Get the stuff (booze, drugs) out of your house or apartment. Make your new playthings hobbies (I took up wood carving), exercise (I took up downhill skiing), rebuilding your relationships, keeping promises, getting a job or doing the job you have better (I had to relearn how to write as well as why to write), paying off debts, going back to school, becoming a valuable functioning member of the human race.
Get and stay away from those who use. Usually using friends and acquaintances will shy away from you and eventually leave you alone. There is a believe out there that sobriety and being clean are contagious conditions, and they may be. Develop friendships with those who don't use. You can find them in meetings, classrooms, workplaces, churches, mosques, synagogues, AA and NA service gatherings, and program retreats and conventions. You might begin with the person you ask to be your sponsor.

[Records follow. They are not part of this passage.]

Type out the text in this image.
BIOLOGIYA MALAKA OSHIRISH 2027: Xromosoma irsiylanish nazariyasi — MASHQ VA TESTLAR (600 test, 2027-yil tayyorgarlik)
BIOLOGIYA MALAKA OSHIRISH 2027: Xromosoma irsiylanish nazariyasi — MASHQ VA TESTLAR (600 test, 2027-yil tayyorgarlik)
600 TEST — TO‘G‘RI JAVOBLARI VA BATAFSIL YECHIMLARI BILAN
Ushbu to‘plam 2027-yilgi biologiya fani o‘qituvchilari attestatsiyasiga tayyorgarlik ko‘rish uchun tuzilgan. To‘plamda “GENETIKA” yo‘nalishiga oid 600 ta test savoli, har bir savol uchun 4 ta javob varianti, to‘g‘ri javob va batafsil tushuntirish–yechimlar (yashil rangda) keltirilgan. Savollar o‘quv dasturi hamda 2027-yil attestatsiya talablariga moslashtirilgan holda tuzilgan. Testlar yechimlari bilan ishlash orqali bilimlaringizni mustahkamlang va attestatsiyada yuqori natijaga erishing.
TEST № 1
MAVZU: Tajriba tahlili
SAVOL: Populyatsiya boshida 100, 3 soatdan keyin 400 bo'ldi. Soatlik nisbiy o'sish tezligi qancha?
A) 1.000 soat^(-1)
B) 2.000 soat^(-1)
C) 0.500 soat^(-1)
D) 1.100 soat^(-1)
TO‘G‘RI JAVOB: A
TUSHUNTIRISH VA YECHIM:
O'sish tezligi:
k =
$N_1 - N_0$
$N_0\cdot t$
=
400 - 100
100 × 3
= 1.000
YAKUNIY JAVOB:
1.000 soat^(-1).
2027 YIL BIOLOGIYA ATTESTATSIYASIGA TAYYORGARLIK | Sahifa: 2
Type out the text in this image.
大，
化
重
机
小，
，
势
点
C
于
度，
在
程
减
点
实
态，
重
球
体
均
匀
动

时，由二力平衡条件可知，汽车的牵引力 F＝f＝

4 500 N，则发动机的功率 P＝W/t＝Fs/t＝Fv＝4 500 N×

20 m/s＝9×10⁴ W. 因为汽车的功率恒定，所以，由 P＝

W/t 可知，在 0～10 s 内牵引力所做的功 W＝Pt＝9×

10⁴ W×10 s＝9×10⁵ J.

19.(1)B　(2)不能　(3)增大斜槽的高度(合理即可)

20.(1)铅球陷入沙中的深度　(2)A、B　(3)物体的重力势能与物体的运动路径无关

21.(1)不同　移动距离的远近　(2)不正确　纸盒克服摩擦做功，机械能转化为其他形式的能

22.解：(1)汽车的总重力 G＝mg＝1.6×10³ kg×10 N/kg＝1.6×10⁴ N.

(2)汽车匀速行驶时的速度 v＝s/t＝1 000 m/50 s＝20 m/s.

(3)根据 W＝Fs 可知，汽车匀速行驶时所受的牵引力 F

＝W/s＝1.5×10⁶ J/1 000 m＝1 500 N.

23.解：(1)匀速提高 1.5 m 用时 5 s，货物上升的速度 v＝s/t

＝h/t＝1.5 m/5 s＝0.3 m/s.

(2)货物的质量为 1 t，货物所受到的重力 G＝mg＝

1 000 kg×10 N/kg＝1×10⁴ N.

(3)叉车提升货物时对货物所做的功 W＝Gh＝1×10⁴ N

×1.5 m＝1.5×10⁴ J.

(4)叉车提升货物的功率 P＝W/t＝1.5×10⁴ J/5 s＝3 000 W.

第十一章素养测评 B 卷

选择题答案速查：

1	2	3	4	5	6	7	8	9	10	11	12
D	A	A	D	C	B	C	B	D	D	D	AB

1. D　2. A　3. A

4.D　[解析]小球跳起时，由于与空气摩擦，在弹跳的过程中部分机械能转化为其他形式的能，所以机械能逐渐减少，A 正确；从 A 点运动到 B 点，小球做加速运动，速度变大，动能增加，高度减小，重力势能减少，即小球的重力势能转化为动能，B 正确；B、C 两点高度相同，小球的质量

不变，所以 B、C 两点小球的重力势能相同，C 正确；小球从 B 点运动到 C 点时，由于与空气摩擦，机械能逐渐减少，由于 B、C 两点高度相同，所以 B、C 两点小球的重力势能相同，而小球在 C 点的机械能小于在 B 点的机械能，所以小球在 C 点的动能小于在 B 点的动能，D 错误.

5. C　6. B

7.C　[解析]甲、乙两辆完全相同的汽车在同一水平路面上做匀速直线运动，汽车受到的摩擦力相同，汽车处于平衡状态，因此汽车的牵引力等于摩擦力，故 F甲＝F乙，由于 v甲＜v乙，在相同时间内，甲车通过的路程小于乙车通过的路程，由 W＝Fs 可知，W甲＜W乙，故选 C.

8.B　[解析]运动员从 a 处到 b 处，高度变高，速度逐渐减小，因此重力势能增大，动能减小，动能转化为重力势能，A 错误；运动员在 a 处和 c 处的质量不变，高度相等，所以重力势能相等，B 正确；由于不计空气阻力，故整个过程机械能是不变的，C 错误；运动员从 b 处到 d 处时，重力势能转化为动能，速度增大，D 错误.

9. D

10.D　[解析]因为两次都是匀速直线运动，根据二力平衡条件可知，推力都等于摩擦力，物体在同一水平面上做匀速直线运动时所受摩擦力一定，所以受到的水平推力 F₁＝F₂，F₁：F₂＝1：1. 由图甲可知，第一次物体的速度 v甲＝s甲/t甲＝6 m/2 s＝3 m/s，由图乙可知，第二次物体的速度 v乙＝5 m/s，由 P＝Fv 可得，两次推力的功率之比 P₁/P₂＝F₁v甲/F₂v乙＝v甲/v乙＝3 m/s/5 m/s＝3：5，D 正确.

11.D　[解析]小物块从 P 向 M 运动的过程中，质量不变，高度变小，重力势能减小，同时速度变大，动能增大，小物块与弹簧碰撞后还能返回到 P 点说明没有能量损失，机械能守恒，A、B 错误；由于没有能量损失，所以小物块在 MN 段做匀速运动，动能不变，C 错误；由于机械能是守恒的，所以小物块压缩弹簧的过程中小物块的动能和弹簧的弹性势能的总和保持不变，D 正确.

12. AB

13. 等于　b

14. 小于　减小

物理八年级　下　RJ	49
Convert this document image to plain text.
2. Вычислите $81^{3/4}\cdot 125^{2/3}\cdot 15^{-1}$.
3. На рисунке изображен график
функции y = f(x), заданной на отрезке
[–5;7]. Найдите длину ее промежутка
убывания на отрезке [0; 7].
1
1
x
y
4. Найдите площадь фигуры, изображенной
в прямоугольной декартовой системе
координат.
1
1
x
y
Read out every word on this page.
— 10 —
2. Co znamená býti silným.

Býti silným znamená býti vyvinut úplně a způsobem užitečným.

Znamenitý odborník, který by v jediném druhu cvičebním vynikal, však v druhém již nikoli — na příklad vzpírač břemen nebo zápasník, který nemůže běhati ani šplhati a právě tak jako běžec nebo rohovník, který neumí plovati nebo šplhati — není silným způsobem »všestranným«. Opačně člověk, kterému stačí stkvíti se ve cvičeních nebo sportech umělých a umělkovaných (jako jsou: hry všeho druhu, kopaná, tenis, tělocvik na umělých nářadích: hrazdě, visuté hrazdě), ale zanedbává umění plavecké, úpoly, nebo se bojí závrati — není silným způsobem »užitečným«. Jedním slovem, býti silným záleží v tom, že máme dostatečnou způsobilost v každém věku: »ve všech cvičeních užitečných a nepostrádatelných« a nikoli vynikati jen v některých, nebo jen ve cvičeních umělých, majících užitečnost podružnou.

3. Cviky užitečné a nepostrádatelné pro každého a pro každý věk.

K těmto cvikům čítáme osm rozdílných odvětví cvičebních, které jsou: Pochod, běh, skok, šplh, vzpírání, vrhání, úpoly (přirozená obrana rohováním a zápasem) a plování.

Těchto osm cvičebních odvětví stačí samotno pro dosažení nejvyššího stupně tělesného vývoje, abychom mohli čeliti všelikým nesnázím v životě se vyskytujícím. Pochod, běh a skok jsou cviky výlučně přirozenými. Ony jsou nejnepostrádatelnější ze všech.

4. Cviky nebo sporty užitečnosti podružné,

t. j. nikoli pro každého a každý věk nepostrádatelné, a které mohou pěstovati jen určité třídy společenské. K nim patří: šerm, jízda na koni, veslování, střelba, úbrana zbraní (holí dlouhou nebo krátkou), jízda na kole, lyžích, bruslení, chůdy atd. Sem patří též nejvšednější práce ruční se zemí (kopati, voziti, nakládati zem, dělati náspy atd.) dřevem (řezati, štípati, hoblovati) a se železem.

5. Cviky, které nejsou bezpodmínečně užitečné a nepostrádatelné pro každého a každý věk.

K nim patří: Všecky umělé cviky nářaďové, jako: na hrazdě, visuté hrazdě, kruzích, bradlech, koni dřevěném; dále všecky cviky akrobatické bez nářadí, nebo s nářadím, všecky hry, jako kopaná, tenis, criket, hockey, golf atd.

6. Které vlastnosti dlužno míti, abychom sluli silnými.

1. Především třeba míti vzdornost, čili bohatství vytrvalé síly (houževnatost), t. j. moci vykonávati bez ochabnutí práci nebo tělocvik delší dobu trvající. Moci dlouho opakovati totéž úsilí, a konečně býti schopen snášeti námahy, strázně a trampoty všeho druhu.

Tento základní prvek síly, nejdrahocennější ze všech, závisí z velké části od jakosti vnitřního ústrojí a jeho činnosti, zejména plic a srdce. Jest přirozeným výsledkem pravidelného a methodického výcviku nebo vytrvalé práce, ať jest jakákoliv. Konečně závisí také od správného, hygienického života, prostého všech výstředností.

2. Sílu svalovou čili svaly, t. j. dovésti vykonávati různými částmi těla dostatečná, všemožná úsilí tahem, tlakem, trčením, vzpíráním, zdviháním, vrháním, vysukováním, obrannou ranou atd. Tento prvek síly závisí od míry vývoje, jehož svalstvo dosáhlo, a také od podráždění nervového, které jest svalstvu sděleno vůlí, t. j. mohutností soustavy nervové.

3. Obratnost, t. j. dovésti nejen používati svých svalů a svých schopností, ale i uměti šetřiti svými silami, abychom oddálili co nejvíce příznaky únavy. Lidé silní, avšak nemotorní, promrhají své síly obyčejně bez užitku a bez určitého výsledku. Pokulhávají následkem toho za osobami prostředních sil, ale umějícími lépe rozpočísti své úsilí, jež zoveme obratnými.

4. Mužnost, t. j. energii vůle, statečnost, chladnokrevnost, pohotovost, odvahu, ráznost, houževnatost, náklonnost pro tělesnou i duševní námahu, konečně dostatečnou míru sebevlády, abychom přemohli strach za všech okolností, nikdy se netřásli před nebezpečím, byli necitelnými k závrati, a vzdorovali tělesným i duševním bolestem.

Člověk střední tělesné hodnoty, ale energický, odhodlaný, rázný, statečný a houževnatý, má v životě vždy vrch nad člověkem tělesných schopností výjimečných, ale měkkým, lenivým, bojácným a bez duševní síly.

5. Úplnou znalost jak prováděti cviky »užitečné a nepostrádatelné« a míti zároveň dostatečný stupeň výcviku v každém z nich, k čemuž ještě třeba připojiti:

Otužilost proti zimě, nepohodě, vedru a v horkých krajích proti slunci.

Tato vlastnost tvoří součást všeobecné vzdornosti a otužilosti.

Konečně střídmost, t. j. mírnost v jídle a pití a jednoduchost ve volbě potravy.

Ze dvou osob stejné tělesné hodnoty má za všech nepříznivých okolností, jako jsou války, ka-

Stay away from places where drugs are used. For many, this is the hardest one. Students in high school have the toughest course to follow. Other users at the school, students and some teachers, really don't want someone trying to get clean in their midst. Getting the newly recovering addict back to using often becomes an important objective.
Most schools, particularly public and state schools, have yet to understand this situation or do anything about it.  Another tough situation is the workplace. On-the-job drug use is commonplace in many if not most  industries and occupations. Sometimes the choice is either put up with it or do without an education, job, or place to live.
The answer? Find people in recovery. At most schools and workplaces there are others trying to stay clean. Make them your friends. They will help thin out the crowd of users. Use your telephone numbers and call others in the program when things start closing in on you. Use your sponsor. In any event, do what you have to do not to pick up. I know physicians who gave up writing prescriptions and nurses who changed occupations to stay away from drugs.
So, do what you have to do to not pick up, to attend meetings, and to ask for help. It is doable and millions have done and are doing it. Tool boxes are not much use if you leave them closed.